Alfred de Musset, La Confession d’un enfant du siècle, 1836
Octave entretient une liaison avec Brigitte, mais très vite, le jeune homme nourrit des soupçons quant à la fidélité de sa maîtresse. Luttant difficilement contre ses sentiments, Octave se montre tantôt odieux envers la femme qu’il aime, tantôt exalté par l’amour.

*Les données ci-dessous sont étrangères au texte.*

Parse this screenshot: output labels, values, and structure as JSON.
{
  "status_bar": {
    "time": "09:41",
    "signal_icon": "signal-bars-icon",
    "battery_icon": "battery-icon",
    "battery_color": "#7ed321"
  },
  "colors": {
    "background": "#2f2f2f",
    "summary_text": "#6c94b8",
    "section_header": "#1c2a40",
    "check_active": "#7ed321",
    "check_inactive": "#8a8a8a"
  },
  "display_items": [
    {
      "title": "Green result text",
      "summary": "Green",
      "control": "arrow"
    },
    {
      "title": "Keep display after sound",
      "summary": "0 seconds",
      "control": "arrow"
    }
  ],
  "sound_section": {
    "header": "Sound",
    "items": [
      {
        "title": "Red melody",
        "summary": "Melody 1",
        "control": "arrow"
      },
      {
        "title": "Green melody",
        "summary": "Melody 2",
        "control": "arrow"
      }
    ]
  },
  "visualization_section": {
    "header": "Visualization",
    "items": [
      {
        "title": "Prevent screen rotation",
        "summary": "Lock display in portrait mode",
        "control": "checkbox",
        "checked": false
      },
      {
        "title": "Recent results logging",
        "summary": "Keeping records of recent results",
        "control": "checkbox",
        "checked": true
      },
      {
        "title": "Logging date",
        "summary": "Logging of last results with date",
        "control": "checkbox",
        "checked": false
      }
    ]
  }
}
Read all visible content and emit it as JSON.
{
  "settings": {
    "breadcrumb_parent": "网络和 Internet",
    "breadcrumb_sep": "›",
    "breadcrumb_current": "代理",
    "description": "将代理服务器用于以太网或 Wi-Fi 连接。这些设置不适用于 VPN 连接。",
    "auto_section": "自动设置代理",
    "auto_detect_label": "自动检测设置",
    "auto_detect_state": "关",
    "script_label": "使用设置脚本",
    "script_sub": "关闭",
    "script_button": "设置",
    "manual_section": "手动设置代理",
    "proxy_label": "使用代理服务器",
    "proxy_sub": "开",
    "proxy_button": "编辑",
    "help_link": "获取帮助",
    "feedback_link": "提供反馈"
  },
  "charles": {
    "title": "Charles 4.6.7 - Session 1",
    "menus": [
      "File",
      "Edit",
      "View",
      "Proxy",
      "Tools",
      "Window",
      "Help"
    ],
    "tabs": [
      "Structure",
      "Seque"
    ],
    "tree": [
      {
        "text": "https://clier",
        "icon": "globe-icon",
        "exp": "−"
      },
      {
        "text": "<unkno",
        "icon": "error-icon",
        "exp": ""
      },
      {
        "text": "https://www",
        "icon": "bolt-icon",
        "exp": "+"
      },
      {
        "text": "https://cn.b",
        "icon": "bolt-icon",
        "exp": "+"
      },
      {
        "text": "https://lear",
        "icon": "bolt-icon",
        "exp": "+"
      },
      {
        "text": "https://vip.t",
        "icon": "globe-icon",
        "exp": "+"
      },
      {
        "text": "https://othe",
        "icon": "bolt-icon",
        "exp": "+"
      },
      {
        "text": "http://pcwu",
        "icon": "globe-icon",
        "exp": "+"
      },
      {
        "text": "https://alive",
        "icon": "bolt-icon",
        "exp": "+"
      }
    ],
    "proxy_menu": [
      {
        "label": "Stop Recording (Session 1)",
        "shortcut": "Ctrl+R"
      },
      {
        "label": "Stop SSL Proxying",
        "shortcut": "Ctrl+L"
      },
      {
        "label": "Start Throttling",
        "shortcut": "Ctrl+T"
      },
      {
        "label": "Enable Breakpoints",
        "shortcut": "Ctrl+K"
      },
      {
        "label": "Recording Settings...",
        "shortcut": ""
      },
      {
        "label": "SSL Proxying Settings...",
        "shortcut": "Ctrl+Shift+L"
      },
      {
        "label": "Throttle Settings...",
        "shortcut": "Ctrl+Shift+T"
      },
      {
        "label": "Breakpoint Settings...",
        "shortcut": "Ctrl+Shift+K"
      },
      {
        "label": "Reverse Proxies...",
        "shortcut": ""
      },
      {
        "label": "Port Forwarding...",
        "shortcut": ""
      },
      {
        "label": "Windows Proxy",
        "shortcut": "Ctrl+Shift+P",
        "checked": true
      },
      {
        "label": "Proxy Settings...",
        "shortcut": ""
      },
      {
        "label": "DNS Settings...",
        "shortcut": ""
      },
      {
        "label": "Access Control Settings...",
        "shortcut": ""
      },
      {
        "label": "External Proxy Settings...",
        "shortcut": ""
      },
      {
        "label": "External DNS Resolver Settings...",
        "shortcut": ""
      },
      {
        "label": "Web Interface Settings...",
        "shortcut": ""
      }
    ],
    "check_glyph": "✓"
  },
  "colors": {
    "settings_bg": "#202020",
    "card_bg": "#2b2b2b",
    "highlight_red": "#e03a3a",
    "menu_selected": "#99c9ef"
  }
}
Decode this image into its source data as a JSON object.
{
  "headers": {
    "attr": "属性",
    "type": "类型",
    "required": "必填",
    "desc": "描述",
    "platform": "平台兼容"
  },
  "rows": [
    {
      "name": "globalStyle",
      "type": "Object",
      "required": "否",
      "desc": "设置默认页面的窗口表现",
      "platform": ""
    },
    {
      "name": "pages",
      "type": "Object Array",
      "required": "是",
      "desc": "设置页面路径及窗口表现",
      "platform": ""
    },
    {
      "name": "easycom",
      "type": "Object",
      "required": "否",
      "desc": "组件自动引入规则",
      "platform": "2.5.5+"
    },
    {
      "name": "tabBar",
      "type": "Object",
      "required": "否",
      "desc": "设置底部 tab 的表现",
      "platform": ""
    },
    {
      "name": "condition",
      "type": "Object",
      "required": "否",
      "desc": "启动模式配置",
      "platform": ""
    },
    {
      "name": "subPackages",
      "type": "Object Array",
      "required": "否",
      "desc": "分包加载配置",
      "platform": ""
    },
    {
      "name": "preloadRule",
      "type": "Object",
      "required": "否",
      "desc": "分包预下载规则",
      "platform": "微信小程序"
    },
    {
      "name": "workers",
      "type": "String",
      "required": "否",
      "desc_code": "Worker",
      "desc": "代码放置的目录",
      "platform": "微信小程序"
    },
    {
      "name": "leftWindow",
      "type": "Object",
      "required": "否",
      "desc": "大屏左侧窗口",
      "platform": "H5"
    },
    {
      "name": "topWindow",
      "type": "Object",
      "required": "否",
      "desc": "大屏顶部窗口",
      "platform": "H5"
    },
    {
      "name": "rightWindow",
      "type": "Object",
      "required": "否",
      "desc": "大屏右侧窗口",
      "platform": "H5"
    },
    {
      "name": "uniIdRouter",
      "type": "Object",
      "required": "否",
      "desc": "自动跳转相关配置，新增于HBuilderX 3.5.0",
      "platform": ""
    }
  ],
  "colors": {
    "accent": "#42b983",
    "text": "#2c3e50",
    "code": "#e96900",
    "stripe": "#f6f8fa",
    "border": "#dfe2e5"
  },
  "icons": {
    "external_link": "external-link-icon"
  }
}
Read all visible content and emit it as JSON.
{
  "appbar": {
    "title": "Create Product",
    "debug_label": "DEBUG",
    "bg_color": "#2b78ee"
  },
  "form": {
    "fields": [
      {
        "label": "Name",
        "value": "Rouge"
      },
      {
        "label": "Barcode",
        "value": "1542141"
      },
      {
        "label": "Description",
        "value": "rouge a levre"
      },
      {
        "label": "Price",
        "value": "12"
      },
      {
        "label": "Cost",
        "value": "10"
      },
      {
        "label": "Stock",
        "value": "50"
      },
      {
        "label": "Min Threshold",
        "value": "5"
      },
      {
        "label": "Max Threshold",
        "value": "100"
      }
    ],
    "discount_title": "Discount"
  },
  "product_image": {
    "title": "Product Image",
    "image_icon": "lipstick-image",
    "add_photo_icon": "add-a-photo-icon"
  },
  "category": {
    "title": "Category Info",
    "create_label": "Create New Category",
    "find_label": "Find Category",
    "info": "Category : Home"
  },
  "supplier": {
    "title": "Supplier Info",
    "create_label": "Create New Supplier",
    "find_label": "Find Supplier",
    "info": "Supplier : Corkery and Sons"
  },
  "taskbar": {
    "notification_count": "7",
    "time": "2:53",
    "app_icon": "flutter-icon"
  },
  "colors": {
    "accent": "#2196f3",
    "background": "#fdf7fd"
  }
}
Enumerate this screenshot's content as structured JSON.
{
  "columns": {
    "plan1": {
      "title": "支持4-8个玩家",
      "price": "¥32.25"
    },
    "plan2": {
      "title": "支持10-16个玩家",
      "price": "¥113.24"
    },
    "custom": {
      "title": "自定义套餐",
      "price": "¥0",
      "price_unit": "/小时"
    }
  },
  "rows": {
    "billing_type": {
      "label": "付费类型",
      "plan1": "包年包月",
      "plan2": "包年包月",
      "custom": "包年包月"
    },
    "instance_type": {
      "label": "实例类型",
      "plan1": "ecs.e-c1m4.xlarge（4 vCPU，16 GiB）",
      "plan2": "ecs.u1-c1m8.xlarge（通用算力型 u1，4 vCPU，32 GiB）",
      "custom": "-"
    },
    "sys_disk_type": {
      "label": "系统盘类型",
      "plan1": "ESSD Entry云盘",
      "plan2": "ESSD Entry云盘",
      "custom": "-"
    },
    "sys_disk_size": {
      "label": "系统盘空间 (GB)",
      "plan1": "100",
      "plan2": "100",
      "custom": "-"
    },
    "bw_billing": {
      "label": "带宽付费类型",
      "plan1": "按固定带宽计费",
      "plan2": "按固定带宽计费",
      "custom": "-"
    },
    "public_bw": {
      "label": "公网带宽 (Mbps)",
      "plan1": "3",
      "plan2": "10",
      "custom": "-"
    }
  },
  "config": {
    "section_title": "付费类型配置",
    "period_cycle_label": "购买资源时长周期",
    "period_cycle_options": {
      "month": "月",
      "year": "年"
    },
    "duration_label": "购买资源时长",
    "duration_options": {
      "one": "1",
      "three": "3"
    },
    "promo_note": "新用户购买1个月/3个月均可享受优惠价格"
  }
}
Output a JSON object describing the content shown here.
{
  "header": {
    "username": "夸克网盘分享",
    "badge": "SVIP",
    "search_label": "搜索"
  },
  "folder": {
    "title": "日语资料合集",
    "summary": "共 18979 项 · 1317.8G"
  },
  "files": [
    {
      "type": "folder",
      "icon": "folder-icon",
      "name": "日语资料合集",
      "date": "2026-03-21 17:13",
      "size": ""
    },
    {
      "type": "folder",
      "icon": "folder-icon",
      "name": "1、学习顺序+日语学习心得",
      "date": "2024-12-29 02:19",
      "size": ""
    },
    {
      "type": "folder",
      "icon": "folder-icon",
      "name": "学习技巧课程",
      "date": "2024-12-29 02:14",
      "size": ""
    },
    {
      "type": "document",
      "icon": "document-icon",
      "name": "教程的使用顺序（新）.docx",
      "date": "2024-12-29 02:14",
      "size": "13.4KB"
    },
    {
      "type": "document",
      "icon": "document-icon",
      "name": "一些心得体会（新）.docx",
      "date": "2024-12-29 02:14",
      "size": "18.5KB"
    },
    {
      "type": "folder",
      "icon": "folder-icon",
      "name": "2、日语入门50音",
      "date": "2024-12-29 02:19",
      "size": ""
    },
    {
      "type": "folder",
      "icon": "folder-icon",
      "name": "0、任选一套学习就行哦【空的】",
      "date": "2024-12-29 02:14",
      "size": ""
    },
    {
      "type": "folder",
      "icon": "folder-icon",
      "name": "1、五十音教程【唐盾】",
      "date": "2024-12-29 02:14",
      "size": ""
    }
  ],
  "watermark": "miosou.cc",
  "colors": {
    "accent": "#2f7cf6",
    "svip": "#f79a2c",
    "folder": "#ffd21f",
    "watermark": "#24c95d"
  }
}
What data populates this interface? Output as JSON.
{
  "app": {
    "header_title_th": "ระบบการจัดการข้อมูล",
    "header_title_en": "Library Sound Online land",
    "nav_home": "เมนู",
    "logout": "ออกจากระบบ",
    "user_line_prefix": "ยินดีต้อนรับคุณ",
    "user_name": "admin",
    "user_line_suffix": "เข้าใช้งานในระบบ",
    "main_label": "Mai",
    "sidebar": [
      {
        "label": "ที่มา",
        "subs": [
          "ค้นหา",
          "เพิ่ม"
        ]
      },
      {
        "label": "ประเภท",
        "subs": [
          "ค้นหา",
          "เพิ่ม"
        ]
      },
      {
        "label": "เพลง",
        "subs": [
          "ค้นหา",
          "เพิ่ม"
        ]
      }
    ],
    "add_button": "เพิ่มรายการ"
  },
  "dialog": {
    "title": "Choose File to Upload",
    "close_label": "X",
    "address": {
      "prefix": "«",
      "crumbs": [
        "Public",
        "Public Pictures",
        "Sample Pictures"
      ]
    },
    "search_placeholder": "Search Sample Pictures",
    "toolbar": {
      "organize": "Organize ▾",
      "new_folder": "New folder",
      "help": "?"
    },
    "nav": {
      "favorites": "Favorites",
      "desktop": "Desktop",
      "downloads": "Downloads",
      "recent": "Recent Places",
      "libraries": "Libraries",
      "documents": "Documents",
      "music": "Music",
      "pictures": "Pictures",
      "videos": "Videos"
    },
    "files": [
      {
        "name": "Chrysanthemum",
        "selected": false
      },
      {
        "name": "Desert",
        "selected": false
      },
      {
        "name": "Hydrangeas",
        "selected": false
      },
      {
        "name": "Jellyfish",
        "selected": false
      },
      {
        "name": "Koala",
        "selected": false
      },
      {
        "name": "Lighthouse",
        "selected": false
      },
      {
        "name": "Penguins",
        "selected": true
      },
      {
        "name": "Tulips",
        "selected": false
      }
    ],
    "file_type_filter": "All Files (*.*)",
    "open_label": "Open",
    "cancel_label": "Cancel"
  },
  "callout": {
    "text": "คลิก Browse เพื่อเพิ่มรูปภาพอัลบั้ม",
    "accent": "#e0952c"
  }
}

Pendant six mois entiers, Brigitte, calomniée, exposée aux insultes du monde, eut à essuyer de ma part tous les dédains et toutes les injures qu’un libertin colère et cruel peut prodiguer à la fille qu’il paye. Au sortir de ces scènes affreuses où mon esprit s’épuisait en tortures et déchirait mon propre cœur, tour à tour accusant et raillant, mais toujours avide de souffrir et de revenir au passé ; au sortir de là, un amour étrange, une exaltation poussée jusqu’à l’excès, me faisaient traiter ma maîtresse comme une idole, comme une divinité. Un quart d’heure après l’avoir insultée, j’étais à genoux ; dès que je n’accusais plus, je demandais pardon ; dès que je ne raillais plus, je pleurais. Alors un délire inouï, une fièvre de bonheur s’emparaient de moi ; je me montrais navré de joie, je perdais presque la raison par la violence de mes transports ; je ne savais que dire, que faire, qu’imaginer, pour réparer le mal que j’avais fait. Je prenais Brigitte dans mes bras, et je lui faisais répéter cent fois, mille fois, qu’elle m’aimait et qu’elle me pardonnait. Je parlais d’expier mes torts et de me brûler la cervelle si je recommençais à la maltraiter. Ces élans du cœur duraient des nuits entières, pendant lesquelles je ne cessais de parler, de pleurer, de me rouler aux pieds de Brigitte, de m’enivrer d’un amour sans bornes, énervant, insensé. Puis le matin venait, le jour paraissait ; je tombais sans force, je m’endormais, et je me réveillais le sourire aux lèvres, me moquant de tout et ne croyant à rien.

Alfred de Musset, Œuvres complètes illustrées, Paris, Librairie de France, 1927-1929, p. 194.